The annual Ducasse in Ath has one of the largest of city giants: Gouyasse (Goliath).

An infrequent Ommegang, only held once every 25 years, is part of the Cavalcade of Hanswijck in Mechelen. The Ommegang element evolved from the annual procession around the city walls held since 1330 as a token of gratitude to Mechelen's patron Saint Rumbold who 'miraculously' ended a siege. A Ros Beiaard which is smaller but older than the one in Dendermonde is mounted in the same manner and the 'family' of six city giants stands out. As in other cities, the commemoration became located largely within its centre.

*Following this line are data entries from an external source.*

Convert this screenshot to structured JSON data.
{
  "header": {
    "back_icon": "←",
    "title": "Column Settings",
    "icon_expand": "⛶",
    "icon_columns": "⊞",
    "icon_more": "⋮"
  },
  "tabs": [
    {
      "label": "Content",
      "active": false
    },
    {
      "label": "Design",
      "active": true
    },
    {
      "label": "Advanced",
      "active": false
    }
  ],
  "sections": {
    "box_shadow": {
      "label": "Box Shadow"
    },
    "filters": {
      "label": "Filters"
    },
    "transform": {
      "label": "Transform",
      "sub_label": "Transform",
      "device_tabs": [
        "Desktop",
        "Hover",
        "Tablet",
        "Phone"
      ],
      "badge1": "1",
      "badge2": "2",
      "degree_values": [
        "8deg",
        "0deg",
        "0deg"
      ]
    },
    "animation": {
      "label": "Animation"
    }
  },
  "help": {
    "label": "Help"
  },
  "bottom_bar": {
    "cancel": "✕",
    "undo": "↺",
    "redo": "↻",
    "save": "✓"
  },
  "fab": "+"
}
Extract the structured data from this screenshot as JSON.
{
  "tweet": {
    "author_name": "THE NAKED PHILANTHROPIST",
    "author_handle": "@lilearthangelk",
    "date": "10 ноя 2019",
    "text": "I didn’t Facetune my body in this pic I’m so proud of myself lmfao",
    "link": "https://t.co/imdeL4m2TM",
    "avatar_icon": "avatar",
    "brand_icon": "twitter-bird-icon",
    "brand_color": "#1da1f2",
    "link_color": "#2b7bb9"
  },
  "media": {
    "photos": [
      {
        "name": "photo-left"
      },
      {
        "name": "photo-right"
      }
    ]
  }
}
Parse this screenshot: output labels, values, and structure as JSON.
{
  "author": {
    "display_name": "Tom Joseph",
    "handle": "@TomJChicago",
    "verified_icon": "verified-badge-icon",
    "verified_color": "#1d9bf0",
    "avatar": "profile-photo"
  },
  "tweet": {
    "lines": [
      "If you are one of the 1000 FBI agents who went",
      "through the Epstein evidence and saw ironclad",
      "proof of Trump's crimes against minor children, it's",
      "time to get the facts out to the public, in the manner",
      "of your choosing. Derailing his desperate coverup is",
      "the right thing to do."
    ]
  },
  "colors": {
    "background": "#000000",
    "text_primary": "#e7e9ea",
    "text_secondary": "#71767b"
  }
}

An Ommegang is held every twenty-five years to commemorate the transfer of the relics of Saints Herlindis and Relindis from the Sint-Anna Church in Aldeneik to Sint-Catharinakerk in Maaseik. The most recent was held in 2022.

Many of these traditions in Belgium and (with only two exceptions, formerly Flemish northern) France are protected as an oral and immaterial cultural legacy by UNESCO, with reference to physical artefacts such as Giants and Dragons (the latter referring to any kind of mythical animals) carried by humans.